Растерявшийся маг попятился прочь от мертвой и медленно повернулся, страшась заглянуть в лицо пророчице. Однако той было не до него: Айелет даже не заметила смерти пленницы. Пальцы жрицы скользили по дереву, оставляя непонятные кривые значки. Выглядела при этом жрица неважно: лицо побелело, кожа покрылась испариной, дыхание стало частым. Маги из охраны встревожено переглянулись, но вмешаться не решились, только Хиж почтительно встал на колено.

— С вами все в порядке, госпожа? — обеспокоенно спросил слуга, едва веки жрицы затрепетали.

Пророчица некоторое время с нескрываемой брезгливостью рассматривала труп, и наконец глухо обронила:

— Чтобы до третьего колена весь ее род… на корню!

Обратный путь в покои Верхнего храма дался Айелет нелегко. И дело было вовсе не в беременности. Жрица пребывала в отчаянье. Только столкнувшись с изменницей, она поняла, насколько глубоки провалы в видениях!

Неведомый ранее ужас охватил провидицу. Это грозило огромной бедой: заговор разросся намного шире, чем представлялось. Во главе его стоял очень сильный маг, один из потомков жрицы, возомнивший, что способен стать царем! Он как опытный кукловод вот уже несколько лет дергал за веревочки, укрывшись от взгляда пророчицы за стенами далекого города. Ломал ее задумки, подминал под себя изгоев…

Жрица остановилась перевести дух и усилием воли загнала страх в самый потаенный угол души — нельзя впадать в отчаяние! Да, бунтовщик все хорошо рассчитал, ошибившись лишь в одном — боги поддерживают ее, пророчицу! Они разрушили козни и дали возможность все исправить.
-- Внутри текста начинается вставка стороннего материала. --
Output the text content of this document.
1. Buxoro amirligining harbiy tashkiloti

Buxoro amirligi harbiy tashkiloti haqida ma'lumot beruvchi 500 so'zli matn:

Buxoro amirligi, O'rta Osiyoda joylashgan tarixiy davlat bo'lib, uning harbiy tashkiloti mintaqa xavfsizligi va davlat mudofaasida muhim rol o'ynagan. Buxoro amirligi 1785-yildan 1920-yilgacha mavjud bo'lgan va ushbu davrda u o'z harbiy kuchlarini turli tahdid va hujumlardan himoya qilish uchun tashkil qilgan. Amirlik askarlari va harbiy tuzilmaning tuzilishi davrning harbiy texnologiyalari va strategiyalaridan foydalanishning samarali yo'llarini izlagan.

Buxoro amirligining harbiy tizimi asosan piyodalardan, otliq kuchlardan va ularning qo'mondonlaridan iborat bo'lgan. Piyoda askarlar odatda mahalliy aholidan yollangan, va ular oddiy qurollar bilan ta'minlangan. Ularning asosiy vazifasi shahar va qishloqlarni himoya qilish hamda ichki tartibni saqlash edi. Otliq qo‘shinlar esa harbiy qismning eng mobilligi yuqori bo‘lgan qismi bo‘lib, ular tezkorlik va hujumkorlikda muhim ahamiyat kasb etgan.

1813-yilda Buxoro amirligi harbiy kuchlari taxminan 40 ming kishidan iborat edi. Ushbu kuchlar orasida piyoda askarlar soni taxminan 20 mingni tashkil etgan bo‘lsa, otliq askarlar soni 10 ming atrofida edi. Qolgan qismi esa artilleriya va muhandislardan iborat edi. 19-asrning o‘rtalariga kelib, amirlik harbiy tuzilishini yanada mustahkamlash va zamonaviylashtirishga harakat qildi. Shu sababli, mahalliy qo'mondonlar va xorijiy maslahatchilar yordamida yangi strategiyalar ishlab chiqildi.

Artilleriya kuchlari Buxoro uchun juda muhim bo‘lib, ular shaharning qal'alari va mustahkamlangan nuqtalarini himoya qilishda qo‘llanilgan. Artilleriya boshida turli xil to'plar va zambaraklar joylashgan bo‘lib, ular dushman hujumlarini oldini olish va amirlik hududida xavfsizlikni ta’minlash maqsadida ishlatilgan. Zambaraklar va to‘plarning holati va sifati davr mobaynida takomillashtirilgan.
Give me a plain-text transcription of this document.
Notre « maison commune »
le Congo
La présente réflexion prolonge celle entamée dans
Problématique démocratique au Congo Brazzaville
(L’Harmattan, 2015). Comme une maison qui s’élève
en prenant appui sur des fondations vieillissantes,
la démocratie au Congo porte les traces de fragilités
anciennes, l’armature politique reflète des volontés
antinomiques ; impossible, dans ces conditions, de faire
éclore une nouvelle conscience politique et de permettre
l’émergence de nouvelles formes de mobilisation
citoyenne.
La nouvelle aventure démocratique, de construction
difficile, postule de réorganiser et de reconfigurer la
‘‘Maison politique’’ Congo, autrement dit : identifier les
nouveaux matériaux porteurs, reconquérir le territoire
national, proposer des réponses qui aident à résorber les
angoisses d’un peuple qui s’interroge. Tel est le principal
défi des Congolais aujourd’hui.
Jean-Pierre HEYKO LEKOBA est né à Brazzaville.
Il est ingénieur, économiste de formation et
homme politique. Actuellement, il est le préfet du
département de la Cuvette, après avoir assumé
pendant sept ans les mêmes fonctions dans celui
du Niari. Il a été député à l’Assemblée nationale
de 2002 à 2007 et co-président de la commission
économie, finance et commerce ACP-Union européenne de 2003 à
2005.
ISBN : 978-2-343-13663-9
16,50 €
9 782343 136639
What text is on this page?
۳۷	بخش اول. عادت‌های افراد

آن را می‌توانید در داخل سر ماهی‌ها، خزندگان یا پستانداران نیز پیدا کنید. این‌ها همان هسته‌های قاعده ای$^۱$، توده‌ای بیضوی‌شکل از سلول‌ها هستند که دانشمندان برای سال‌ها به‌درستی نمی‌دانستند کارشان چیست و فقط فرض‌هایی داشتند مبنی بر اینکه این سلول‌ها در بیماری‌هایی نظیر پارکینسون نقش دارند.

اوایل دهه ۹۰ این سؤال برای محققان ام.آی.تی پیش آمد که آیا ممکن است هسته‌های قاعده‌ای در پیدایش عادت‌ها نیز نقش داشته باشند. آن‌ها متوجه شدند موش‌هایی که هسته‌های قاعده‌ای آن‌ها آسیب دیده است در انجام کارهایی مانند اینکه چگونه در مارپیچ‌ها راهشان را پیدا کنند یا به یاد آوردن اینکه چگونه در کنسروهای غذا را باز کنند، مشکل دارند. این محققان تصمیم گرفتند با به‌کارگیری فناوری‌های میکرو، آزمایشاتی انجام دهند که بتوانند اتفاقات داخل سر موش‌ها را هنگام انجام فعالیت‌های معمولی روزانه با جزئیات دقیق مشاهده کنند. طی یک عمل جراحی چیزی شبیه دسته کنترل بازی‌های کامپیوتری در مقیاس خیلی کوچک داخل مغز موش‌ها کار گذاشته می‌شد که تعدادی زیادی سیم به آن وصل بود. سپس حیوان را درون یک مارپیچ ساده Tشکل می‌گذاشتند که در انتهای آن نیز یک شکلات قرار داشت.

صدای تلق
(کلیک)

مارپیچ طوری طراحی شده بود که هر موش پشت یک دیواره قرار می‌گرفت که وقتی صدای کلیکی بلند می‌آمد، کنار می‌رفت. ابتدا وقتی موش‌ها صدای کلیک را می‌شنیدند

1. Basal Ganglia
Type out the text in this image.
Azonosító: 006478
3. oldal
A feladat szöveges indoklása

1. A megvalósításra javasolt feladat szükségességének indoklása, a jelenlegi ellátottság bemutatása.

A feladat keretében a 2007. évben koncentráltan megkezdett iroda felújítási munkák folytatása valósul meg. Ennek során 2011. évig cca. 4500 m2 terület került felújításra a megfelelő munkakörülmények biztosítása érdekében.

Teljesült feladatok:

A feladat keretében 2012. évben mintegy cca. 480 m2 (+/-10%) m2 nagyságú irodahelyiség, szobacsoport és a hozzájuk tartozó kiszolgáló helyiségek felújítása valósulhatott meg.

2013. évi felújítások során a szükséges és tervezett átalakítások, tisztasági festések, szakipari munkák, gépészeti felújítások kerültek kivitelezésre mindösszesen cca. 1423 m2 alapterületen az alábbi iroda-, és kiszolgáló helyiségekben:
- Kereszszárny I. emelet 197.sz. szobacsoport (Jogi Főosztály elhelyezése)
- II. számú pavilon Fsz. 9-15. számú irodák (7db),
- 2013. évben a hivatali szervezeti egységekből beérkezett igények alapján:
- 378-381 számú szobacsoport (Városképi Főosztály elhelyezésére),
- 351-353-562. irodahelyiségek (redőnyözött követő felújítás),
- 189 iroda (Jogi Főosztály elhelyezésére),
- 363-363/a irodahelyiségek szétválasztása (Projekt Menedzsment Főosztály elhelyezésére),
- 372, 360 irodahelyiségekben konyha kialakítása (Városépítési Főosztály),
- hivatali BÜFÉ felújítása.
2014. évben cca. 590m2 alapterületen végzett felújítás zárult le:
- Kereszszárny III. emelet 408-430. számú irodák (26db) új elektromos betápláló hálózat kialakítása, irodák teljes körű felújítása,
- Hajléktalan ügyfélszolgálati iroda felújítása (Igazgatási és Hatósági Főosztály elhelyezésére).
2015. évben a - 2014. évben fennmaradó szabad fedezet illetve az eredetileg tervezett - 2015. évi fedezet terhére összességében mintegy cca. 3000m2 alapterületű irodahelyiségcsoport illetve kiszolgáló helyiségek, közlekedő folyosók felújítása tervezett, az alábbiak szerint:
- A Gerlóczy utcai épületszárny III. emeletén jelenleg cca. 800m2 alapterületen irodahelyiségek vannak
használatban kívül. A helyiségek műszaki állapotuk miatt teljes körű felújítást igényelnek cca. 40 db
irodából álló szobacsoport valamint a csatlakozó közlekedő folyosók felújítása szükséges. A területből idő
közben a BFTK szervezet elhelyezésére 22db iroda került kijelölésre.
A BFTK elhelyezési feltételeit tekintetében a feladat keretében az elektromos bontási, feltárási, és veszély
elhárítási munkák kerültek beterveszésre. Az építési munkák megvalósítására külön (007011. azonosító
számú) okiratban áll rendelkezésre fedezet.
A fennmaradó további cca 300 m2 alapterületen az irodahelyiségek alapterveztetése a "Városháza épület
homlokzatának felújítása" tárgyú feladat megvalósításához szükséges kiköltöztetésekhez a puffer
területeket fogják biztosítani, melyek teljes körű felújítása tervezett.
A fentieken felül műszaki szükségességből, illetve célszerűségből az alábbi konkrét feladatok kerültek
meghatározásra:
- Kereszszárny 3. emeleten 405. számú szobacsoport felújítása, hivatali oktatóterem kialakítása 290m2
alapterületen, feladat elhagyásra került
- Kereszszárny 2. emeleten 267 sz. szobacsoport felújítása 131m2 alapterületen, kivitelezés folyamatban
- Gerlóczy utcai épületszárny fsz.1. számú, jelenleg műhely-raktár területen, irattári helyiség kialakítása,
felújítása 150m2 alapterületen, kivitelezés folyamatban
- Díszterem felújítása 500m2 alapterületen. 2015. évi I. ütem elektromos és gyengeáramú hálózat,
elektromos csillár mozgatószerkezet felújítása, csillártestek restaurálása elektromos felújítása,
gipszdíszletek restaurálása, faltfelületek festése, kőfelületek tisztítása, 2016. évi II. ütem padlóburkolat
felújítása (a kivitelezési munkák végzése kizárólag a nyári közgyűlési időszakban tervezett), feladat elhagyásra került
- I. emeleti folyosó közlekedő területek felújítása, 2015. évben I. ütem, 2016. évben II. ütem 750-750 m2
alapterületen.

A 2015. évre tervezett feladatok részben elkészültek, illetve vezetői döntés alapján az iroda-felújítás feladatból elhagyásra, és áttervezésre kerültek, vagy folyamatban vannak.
— Хиж, — жрица посмотрела на начальника охраны, намереваясь отдать ему приказ, но не успела. Сердце забилось пойманной птицей, силясь вырваться из груди, закружилась голова. Женщину качнуло из стороны в сторону, а в следующее мгновение поясницу скрутило приступом боли — пришли первые схватки.

***

Зима в Сырте была гораздо теплее, чем в Юндвари: боги посылали на землю чаще дождь, чем снег. Но сегодня на небе не было ни тучки, а грязь уже прихватило морозцем.

Завершив последний обход и дождавшись замены, командир пятого стило драконов вместо того, чтобы идти в дом, забрался на плоскую крышу. Грэзу хотелось немного побыть в одиночестве и как можно выше над землей! Каменная толща давила на сирин всей своей тяжестью. Он предпочел бы невзгоды зимнего похода теплу и удобствам подземных нор.

После захвата Сырта уже прошло много времени. Эли сразу привык к ритму новой жизни: караул, дозор, поиск и уничтожение нежити, а заодно — людей, которые отказались приносить клятву. Однако юноша по-прежнему с нетерпением новобранца ждал момента, когда наконец дадут приказ выступать, потому что к человеческому городу Эли привыкнуть не сумел. Сырт оказался вонючей язвой, заражающей каждого, кто с ней соприкоснется. Покорив людей, сирин один за другим осквернялись их пороками и грехами. Патрулируя Сырт, Эли столкнулся и с мародерством, и с воровством, и с беспричинным жестоким насилием. На счету Грэзу теперь были не только убитые нежить и люди — он лично прикончил сирин, порочащего Небесную матерь. Со стороны казалось, его убийство далось командиру пятого стило легко: он, не задумываясь, всадил меч по самую рукоятку в живот ублюдка, решившего поживиться кошельком пьяного товарища по майджу. Закон разрешал убивать воров без суда и следствия.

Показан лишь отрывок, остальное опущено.